"C'est quoi ça, un manga japonais? Ou un film de Luc Besson?"
C'est par cette phrase qu'au bout de quinze minutes "Gun Woman" lève enfin toute ambigüité sur son héritage dans ce récit de vengeance minimaliste où un médecin achète et entraîne une jeune femme pour en faire l'assassin capable de tuer le violeur et meurtrier de sa défunte épouse.
Asami est donc Mayumi, la Gun Woman. Échappée de ses productions crétino-gores habituelles où pleuvent l'action et les délires visuels à la "Tetsuo", elle incarne ici le parfait mélange d'extrême vulnérabilité et de violence quasi-animale (elle ne ne prononcera pas un mot de tout le film) remodelé par la main d'un homme, à la fois sauveur et bourreau, dont raffole le genre female action.
Passée une première moitié un peu longue, basée sur une structure narrative type "récit dans le récit" et qui se concentre essentiellement sur l'entraînement et les relations brutales développées entre la Gun Woman et son Pygmalion, le film révèle une dimension quasi-insoupçonnée: le rapport au corps et à la douleur.
Du physique terrifiant de Noriaki Kamata, corps sec et blafard à l'aura démoniaque sous une apparence presque comique, de ses pulsions nécrophiles et cannibales qu'il assouvit dans un club très sélect, de l'arme implantée directement dans le corps de Mayumi par chirurgie qui ne lui laisse qu'une vingtaine de minutes après extraction pour accomplir sa mission avant de se vider de son sang, de la violence et de l'impact des coups portés sans volonté d'esthétisation sinon une rage primaire, tuer coûte que coûte et salement si nécessaire.
Tout est charnel, tout est sexuel, tout est douloureux, tout est lutte et déni de ses sensations, de son corps.
Ce côté très rentre-dedans du film doit beaucoup à son éclairage et son utilisation de lumières crues, un peu sales, presque obscènes et à une photographie brute.

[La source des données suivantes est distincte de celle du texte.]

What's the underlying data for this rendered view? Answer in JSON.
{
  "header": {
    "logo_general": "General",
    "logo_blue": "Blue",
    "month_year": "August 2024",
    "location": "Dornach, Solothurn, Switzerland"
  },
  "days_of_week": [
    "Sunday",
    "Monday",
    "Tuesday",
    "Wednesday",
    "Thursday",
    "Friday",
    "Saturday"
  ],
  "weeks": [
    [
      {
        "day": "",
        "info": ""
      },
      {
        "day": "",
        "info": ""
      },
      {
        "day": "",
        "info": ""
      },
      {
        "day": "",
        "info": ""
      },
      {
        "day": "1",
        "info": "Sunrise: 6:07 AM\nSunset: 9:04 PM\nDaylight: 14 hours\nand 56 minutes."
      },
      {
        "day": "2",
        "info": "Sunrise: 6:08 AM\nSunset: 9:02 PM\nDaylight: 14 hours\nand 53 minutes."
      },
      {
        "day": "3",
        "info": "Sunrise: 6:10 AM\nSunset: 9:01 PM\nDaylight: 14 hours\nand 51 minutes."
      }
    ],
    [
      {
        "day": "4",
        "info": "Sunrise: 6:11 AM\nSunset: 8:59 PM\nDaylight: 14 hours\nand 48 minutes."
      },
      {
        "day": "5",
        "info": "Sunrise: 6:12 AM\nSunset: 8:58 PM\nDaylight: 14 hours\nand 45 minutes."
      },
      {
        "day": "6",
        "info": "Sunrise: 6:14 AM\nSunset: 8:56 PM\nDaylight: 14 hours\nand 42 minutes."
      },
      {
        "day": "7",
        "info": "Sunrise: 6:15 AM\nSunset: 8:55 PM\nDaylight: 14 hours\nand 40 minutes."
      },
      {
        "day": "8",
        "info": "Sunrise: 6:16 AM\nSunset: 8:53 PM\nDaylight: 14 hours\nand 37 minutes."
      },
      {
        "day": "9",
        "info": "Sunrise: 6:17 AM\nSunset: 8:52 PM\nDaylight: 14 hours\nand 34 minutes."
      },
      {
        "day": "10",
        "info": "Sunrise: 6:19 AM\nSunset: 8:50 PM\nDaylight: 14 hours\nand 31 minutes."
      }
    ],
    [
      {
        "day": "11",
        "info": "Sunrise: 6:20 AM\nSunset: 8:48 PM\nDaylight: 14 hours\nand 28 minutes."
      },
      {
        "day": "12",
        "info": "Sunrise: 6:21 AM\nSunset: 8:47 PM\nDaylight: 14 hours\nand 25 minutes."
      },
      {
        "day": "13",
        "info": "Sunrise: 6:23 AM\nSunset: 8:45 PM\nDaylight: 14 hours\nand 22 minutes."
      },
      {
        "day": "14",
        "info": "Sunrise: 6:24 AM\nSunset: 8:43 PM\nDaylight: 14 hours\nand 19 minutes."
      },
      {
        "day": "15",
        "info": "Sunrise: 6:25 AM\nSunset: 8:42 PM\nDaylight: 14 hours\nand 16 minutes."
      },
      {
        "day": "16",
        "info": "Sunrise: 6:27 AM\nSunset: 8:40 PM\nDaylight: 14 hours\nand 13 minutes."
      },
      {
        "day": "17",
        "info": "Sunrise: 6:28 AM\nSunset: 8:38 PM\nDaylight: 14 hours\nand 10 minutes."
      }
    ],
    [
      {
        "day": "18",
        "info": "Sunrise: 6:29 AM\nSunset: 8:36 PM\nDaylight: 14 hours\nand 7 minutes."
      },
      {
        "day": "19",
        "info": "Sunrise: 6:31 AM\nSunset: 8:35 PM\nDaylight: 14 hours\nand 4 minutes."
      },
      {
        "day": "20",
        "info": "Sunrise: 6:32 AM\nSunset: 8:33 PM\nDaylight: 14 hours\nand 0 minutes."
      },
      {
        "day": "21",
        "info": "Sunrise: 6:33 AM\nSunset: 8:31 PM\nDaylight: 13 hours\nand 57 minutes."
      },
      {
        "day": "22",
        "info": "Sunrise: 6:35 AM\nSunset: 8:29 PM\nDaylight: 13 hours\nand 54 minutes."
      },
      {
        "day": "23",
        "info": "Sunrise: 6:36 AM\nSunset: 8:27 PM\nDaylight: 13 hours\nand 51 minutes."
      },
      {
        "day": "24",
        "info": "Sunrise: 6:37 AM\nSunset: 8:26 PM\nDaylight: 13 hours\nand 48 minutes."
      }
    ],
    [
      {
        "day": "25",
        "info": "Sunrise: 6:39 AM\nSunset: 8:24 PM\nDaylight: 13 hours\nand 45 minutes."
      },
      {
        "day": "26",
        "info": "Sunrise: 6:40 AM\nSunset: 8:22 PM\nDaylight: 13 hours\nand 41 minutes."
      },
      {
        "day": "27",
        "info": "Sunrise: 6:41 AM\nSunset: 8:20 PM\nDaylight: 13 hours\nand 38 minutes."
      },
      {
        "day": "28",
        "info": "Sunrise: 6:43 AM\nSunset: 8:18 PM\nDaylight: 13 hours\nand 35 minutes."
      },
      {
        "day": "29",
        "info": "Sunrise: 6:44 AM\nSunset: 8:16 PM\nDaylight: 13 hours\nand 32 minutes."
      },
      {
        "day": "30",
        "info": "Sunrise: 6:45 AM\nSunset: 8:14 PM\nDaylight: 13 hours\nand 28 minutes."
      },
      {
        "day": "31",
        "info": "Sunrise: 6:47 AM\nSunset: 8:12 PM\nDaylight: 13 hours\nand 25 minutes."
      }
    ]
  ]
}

Quand à la mise en scène, elle se la joue rétro façon 90's (comme la B.O d'ailleurs) et, si elle demeure correcte, souffre d'effets un peu cheap et d'une narration poussive, la faute à une écriture mal assurée.
Sans être un chef-d’œuvre, "Gun Woman" est une bonne série B qui parvient à atteindre cet équilibre difficile entre recyclage d'éléments ayant fait leurs preuves et une originalité qui avance masquée. Toutefois, c'est bien l'atmosphère profondément viscérale et l'actrice principale qui constituent la véritable réussite du film et justifient sa vision.